What factory and fast-food workers have in common
While the reliance of fast-food workers on food stamps and other public assistance has been a much-publicized aspect of the Fight for 15 and other efforts to raise the minimum wage, the number of manufacturing jobs that also pay poverty-level wages has largely flown under the radar.
Yet more than a third of nonsupervisory manufacturing production workers count on at least one government program to support themselves or their families. That statistic rises to half when looking at those hired through temporary staffing agencies, according to the University of California, Berkeley's Center for Labor Research and Education.
"Manufacturing has long been thought of as providing high-paying, middle-class work, but the reality is the production jobs are increasingly coming to resemble fast-food or Walmart jobs, especially for those workers employed through temporary staffing agencies," noted Ken Jacobs, chair of the Labor Center and co-author of a recently released report on the topic.
And while employment in manufacturing has started to grow again after the recession, "the new jobs created are less likely to be union and more likely to pay low wages," said Jacobs.
Between 2009 and 2013, the Labor Center calculates that low wages in manufacturing cost taxpayers approximately $10.2 billion a year on public safety-net programs for manufacturing workers and their families.
Eight of the 10 states with the highest participation rates in public programs that support factory workers' families are in the South; the other two are New York and California.
The reality flies in the face of just how Americans perceive manufacturing, a sector that in days gone by offered stable, well-paying employment and benefits to those without college degrees.

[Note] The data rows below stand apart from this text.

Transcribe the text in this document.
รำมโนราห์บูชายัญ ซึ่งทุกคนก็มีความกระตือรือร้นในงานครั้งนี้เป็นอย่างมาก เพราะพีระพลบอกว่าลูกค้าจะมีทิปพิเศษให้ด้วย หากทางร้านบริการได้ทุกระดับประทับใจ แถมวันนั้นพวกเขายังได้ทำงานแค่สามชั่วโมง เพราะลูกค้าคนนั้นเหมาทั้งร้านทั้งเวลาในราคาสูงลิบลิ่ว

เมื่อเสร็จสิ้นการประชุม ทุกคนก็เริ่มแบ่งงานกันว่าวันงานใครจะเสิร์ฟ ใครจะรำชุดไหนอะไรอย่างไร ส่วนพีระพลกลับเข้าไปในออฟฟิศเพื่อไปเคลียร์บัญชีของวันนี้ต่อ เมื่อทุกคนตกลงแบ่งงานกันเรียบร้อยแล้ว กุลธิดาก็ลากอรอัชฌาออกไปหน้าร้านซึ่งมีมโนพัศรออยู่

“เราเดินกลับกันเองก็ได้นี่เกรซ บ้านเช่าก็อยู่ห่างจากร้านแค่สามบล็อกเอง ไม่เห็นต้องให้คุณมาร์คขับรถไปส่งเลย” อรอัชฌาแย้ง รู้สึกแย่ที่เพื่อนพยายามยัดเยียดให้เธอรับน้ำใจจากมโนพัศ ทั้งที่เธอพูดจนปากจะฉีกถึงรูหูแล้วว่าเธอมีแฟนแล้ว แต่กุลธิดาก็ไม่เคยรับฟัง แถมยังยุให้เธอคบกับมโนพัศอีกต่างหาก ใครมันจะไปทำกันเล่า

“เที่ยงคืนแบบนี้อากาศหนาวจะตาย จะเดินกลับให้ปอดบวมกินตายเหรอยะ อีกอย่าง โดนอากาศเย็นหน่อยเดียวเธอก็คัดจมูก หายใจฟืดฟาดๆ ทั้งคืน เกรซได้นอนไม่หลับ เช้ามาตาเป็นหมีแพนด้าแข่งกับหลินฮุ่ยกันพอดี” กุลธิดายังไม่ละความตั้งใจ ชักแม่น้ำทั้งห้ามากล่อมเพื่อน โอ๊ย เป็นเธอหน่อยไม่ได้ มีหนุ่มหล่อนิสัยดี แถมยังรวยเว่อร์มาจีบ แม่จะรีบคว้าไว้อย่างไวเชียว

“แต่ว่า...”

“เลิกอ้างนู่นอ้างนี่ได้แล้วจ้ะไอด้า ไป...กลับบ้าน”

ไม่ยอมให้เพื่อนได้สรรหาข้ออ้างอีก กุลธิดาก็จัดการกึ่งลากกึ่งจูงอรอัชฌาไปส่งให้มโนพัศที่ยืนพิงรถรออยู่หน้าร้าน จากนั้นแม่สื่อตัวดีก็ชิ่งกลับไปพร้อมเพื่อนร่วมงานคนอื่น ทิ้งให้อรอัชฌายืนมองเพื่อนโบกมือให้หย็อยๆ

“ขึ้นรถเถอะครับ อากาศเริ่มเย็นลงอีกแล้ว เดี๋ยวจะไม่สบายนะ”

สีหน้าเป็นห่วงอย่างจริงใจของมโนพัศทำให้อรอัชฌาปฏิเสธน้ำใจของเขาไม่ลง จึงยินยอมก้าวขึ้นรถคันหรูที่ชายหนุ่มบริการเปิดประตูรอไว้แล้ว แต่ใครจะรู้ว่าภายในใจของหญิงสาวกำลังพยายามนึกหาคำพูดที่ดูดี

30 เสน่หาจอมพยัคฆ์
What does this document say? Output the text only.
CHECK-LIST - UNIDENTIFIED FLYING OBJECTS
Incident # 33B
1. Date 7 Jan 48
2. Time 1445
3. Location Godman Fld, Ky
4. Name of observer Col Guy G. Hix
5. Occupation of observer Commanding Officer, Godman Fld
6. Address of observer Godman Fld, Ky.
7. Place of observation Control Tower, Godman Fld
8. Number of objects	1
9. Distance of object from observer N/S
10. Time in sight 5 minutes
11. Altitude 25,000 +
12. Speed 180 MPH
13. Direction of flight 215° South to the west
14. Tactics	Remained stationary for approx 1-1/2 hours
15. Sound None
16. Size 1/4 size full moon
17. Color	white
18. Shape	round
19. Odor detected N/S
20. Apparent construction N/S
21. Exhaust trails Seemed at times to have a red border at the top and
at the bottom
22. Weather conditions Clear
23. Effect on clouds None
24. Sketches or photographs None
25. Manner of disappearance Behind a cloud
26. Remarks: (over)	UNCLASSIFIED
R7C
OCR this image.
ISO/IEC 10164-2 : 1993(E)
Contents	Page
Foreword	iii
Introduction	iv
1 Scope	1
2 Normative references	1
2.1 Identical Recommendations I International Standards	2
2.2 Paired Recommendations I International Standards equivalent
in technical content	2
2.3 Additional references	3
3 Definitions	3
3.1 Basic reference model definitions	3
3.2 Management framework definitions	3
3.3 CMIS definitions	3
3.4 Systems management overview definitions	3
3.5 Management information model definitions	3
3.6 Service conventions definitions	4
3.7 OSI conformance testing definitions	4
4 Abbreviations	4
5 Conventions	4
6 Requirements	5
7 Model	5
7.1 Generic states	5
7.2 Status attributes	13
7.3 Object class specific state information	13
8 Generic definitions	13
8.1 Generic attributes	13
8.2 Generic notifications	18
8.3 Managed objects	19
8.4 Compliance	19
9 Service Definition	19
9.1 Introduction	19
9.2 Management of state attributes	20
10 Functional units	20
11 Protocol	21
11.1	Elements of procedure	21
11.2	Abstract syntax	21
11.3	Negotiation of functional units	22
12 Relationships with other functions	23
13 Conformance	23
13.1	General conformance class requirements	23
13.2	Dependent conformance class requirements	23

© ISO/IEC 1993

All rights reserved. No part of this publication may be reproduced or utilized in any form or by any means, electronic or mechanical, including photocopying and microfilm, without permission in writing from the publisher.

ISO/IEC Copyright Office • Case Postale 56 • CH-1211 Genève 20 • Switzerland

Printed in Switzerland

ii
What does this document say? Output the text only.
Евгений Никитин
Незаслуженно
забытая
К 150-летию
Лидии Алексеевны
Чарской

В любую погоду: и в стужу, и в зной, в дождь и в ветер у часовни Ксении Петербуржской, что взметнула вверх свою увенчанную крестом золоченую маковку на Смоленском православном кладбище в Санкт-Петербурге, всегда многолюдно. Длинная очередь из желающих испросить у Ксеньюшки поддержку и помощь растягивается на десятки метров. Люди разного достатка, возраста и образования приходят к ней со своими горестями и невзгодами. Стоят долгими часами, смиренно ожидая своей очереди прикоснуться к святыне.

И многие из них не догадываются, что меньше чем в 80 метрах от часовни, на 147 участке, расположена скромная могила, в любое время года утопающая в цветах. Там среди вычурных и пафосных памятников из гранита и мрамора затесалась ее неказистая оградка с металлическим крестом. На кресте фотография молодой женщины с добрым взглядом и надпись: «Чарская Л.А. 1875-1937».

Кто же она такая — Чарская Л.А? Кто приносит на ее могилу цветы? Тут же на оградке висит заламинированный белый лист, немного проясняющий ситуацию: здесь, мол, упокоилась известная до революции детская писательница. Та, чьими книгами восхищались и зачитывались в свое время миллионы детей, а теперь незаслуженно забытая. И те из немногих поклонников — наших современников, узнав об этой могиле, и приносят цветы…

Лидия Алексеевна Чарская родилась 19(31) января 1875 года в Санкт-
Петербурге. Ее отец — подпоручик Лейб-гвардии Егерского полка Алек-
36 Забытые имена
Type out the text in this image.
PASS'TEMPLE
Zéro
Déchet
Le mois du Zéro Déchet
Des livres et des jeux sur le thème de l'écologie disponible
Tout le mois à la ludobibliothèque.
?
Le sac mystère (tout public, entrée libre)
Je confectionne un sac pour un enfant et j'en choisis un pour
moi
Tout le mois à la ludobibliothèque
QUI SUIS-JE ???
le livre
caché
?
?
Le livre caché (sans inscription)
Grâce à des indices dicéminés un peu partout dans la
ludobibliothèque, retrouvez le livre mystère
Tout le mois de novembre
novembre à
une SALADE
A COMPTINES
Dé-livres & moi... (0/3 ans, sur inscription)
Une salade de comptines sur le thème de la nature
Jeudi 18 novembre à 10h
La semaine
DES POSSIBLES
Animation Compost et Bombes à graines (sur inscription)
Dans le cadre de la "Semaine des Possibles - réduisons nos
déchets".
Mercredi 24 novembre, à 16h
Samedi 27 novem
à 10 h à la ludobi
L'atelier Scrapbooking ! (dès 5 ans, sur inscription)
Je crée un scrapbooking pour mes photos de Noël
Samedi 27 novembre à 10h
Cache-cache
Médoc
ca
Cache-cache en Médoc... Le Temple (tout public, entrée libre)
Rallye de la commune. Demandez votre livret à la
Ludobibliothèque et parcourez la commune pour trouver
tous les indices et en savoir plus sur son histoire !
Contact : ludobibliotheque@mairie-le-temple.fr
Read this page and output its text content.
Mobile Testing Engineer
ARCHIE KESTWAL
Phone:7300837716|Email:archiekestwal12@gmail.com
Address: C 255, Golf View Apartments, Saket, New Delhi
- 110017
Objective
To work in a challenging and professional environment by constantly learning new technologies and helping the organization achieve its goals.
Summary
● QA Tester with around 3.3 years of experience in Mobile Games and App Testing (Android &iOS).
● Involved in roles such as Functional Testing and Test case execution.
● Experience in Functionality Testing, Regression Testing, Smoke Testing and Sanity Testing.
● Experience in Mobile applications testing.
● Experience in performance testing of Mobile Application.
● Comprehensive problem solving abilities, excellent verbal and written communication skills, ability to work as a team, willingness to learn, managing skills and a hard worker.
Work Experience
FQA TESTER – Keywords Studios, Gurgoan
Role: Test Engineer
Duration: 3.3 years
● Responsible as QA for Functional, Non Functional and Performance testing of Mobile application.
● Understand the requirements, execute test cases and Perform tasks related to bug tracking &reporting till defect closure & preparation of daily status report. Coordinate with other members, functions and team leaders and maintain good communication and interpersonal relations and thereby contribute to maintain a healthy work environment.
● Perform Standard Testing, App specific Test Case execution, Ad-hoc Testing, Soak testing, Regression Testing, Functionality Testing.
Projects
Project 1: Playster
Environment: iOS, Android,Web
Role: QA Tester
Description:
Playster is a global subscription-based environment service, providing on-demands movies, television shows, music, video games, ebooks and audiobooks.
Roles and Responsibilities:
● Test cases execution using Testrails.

Americans overwhelming view manufacturing as important to the nation's economic prosperity. If given the chance to create 1,000 jobs in their community, manufacturers tops the list, according to a poll by Deloitte and the Manufacturing Institute.
The sentiment is reflected by those looking for votes, including President Obama and his would-be successors.
In running for reelection in 2012, Obama vowed to create 1 million new manufacturing jobs by the end of 2016. In campaigning in Indianapolis in April, Donald Trump drew applause while railing against Carrier's decision to move 1,400 jobs from Indianapolis to Mexico. Democrats Hillary Clinton and Bernie Sanders have also stressed the importance of manufacturing jobs.
The national longing for a strong manufacturing sector is seemingly based on what the jobs offered in decades past, when production workers employed in manufacturing earned wages significantly higher than the U.S. average. By 2013, however, the typical production worker made 7.7 percent below the median wage for all occupations, according to the National Employment Law Project (NELP).
More than 600,000 manufacturing workers earn $9.60 an hour or less, and more than 1.5 million, or one out of every four, earn $11.91 or less, NELP found.
The median wage for a manufacturing production worker was $16.14 an hour in 2015, below the $17.40 an hour for all workers, according to separate numbers from the Bureau of Labor Statistics. And while manufacturing jobs continue to pay more than most jobs available to those without a bachelor's degree, the average earnings are pumped up by the wages of long-time workers because recently created jobs offer less.
The pay situation is particularly bleak in automotive, the largest segment of manufacturing, where real wages for auto parts workers has fallen nearly 14 percent from 2003 to 2013, three times faster than manufacturing as a whole and nine times faster than the decline for all occupations.
Since 1989, hiring of assembly line workers through temporary staffing agencies has spiked. About 14 percent of auto parts workers are employed by staffing agencies and make, on average, 29 percent less than those employed directly by manufacturers, according to NELP.
The average hourly wage for assemblers and fabricators hired through a staffing agency in 2014 was $10.88, versus $15.03 for those hired directly.
The auto industry has added nearly 350,000 jobs and invested $38 billion in U.S. plants since 2009, but the jobs created are worse than those lost. New hires at auto parts plants in Michigan, Indiana, Ohio, South Carolina and Tennessee earn about a quarter less than other auto parts workers in those states, NELP found.
In half a dozen states -- Alabama, Mississippi, Indiana, Ohio, Michigan and Illinois -- auto parts workers saw real monthly earnings decline between 2001 and 2013, with workers in Alabama hardest hit by a 24 percent drop in the period, noted the UC Berkeley Labor Center.
Workers at the Carrier plant Trump excoriated make more than $20 an hour and are part of a union. Overall wages are typically higher in states with higher rates of workers represented by collective bargaining agreements, while the counterargument is that unemployment is lower in right-to-work states.